Famille, je vous peins
Premier modèle, la famille a toujours été l’inspiration première des artistes. Paul Cézanne a recréé la sienne avec force et entrain. Notamment son père qui voulait faire de lui un avocat. L’artiste a sublimé la violence et la fougue de la jeunesse avec une technique bien sentie. Sa peinture au couteau est le plus bel emblème de sa période « couillarde », une volonté bien crue héritée de Gustave Courbet.

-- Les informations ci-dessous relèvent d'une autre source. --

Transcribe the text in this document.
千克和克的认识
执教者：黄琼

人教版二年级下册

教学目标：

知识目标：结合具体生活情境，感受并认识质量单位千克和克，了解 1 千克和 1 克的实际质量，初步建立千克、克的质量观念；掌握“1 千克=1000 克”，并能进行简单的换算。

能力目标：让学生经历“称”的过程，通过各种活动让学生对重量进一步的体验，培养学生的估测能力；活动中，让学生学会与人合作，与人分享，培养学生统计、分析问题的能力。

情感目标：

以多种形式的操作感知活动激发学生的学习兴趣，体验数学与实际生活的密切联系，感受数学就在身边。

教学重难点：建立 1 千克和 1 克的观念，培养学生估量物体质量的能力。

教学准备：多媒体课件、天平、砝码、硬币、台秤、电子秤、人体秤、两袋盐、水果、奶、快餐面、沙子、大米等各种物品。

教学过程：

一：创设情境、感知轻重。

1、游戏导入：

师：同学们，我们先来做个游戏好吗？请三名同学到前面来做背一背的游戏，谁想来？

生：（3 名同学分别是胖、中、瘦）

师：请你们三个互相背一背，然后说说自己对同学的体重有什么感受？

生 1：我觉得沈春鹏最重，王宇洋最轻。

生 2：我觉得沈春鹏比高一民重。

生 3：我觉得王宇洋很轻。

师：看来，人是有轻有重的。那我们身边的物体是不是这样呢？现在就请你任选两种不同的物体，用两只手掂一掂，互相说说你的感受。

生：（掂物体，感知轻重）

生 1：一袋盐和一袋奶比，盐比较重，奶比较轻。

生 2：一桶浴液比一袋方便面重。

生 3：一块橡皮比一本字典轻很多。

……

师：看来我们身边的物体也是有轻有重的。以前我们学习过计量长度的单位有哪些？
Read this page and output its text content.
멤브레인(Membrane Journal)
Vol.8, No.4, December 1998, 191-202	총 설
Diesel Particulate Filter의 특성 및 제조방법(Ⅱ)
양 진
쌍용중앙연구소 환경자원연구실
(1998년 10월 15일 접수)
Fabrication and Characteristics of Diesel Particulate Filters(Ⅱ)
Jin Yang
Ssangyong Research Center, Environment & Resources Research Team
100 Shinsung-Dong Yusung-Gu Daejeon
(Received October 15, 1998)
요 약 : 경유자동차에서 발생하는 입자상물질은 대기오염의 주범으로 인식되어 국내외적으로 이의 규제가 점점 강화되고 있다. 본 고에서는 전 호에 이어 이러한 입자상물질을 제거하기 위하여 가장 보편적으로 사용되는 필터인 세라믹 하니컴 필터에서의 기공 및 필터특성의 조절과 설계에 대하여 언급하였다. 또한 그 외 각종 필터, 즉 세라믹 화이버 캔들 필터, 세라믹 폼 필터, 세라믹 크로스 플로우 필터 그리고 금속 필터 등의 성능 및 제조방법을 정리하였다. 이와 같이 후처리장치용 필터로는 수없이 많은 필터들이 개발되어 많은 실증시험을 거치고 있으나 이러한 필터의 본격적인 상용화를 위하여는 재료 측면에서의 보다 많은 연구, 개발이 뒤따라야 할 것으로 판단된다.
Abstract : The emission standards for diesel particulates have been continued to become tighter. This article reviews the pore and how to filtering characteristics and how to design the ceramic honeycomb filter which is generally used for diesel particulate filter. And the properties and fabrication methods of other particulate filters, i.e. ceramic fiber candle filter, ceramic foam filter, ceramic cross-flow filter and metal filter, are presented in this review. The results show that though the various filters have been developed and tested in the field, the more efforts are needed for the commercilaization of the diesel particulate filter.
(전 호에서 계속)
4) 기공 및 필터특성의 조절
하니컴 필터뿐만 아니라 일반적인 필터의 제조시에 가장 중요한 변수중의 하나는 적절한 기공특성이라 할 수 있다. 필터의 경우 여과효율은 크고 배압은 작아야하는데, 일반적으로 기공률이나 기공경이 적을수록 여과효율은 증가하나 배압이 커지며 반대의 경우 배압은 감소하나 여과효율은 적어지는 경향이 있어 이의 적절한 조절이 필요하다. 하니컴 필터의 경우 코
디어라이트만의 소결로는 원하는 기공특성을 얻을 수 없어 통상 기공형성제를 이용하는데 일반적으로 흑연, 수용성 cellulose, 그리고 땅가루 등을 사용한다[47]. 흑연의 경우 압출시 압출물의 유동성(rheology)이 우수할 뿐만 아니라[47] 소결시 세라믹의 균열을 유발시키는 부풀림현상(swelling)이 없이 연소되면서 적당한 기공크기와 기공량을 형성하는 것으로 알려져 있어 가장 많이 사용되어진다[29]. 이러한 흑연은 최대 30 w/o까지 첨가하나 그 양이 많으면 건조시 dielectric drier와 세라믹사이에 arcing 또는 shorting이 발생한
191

Des femmes fortes et des hommes sensibles
Mais le peintre realisait portrait physique et... psychologique. Contre la représentation d’un homme puissant et d’une femme séduisante, il va donner une vraie envergure et carrure à celle qui sera la plus proche de lui : son épouse. Hortense Fiquet apparaît comme une femme forte même au milieu du plus coloré des intérieurs, avant leur séparation. Une séparation causée par le succès de son mari et son amour inconsidéré d’Aix-en-Provence où il a son atelier, devenu musée.
Les gens de peu
Ses portraits du critique d’art Antony Valabrègue et du marchand d’oeuvres Ambroise Vollard ont fait son succès. Mais le peintre va finir ses ultimes toiles dans sa ville natale méridionale. Les dernières années à Aixoises, il s’attache à ses anonymes voisins. Sur les représentations de son jardin ou des paroissiennes du village, les traits sont tirés comme le dernier souvenir de sa vie.

Pratique :
- Jusqu’au 11 février 2017
- A la National Portrait Gallery, St Martin’s Place, WC2H 0HE. Métro : Charing Cross.